Lloyd seemed to think that getting the right-of-ways wouldn’t be a problem, since Hyperloop has a smaller footprint and less of an impact on the natural environment. Perhaps. But one of the perks of asking the cities along the high-speed rail route for permission is that they might get an HSR station as part of the deal. The benefits are inherent. But Hyperloop will not stop between LA and SF. So imagine getting those dozen middle-sized cities between LA and SF to allow a tube to snake through their backyards without being able to access it. They’re not gonna approve a Hyperloop.
And then there’s the actual passenger experience. If the goal is to wean people off flying—to have a more pleasant travel experience without the TSA and long waiting times—any new transit system needs to be faster than a plane. High-speed rail is too slow due to all the stops, Lloyd said at Monday’s event, and people will never ride the train because of that. (This did not please the high-speed rail advocates in the room. At one point, Lloyd was getting heckled by a few of them.)
But this is also where the idea of transporting goods instead of people makes sense. If the urgency of getting people from LA to SF in under an hour was not as important, Hyperloop could stop along the way. What if the tube somehow brought down the price of products that otherwise had to be flown or trucked people’s homes? And lowered the number of trucks that came ratting through their cities? The cities of the Central Valley would be much more likely to approve something like this.
But that’s the other critical difference between the Hyperloop and the train. An estimated 2.5 hours from LA to SF on HSR is still faster than flying (if you factor in the airport) but there’s something to be said about the experience of riding an actual above-ground train and watching the scenery go by. Hyperloop might offer a cushy seat and VR entertainment, but for the most part it’s a small pod in a dark tunnel going really, really fast.
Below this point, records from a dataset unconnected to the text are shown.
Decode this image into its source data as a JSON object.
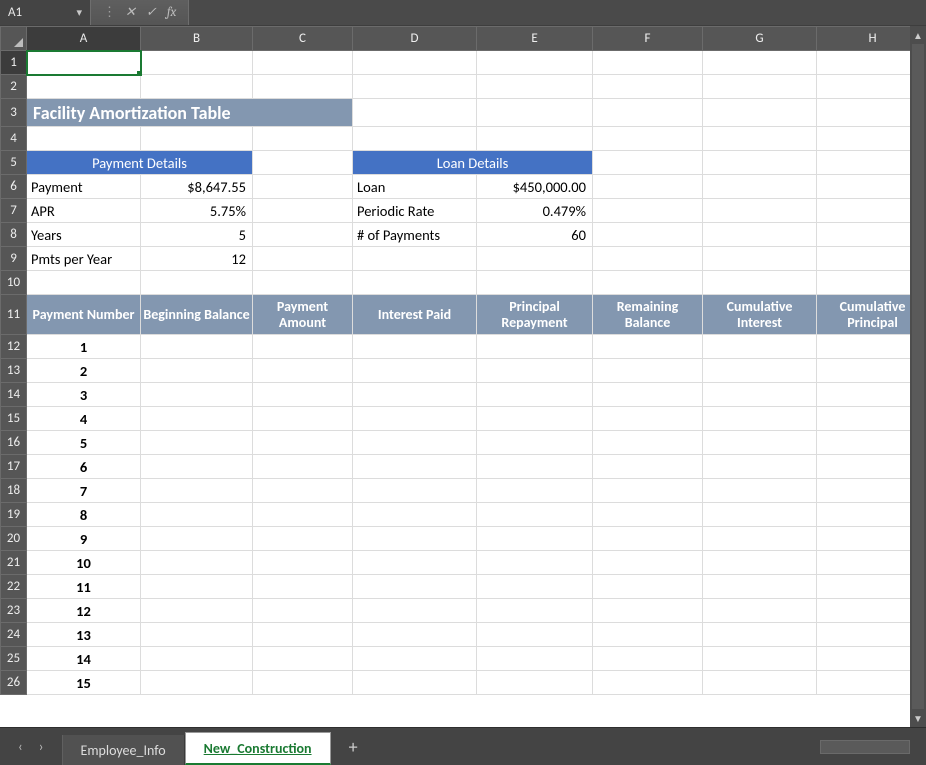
{
  "name_box": "A1",
  "fx_symbols": {
    "dots": "⋮",
    "x": "✕",
    "check": "✓",
    "fx": "fx"
  },
  "formula_value": "",
  "columns": [
    "A",
    "B",
    "C",
    "D",
    "E",
    "F",
    "G",
    "H"
  ],
  "row_count": 26,
  "title": "Facility Amortization Table",
  "payment_details": {
    "header": "Payment Details",
    "rows": [
      {
        "label": "Payment",
        "value": "$8,647.55"
      },
      {
        "label": "APR",
        "value": "5.75%"
      },
      {
        "label": "Years",
        "value": "5"
      },
      {
        "label": "Pmts per Year",
        "value": "12"
      }
    ]
  },
  "loan_details": {
    "header": "Loan Details",
    "rows": [
      {
        "label": "Loan",
        "value": "$450,000.00"
      },
      {
        "label": "Periodic Rate",
        "value": "0.479%"
      },
      {
        "label": "# of Payments",
        "value": "60"
      }
    ]
  },
  "table_headers": [
    "Payment Number",
    "Beginning Balance",
    "Payment Amount",
    "Interest Paid",
    "Principal Repayment",
    "Remaining Balance",
    "Cumulative Interest",
    "Cumulative Principal"
  ],
  "payment_numbers": [
    1,
    2,
    3,
    4,
    5,
    6,
    7,
    8,
    9,
    10,
    11,
    12,
    13,
    14,
    15
  ],
  "tabs": {
    "list": [
      "Employee_Info",
      "New_Construction"
    ],
    "active_index": 1,
    "add_glyph": "+"
  },
  "nav": {
    "prev": "‹",
    "next": "›"
  }
}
So fast it might make me feel uncomfortable. So I’d be stuck in a stuffy, vomit-inducing cylinder with no way to get off? Appealing.
In fact, Hyperloop Technologies is already thinking about goods as kind of a secondary gig after transporting humans. The company has proposed a “dry port” for the state that would rival the Port of LA in size and could be located anywhere in California—maybe even halfway between LA and SF. The idea here is that the technology would make it so easy to ship anything throughout California—and eventually the country—that the dry port would become a major manufacturing and distribution center in itself. Kind of like Memphis thanks to the presence of FedEx.
If that dry port was located halfway between SF and LA, that’d put it right around Fresno, the heart of the state’s agricultural industry. Hyperloop would create a vastly more sustainable way to transport most of the food that feeds the US (and beyond), and it would dramatically improve daily life for the communities that grow it. In addition to water scarcity problems, the Central Valley has some of the most polluted air in the country, partially due to the trucks which travel up and down the 5 Freeway.
When it comes to tapping the Hyperloop’s potential, I think it can help solve a major transportation conundrum. But I think we should let our stuff get sucked and blown through giant tubes. Let’s build a high-speed rail for the humans.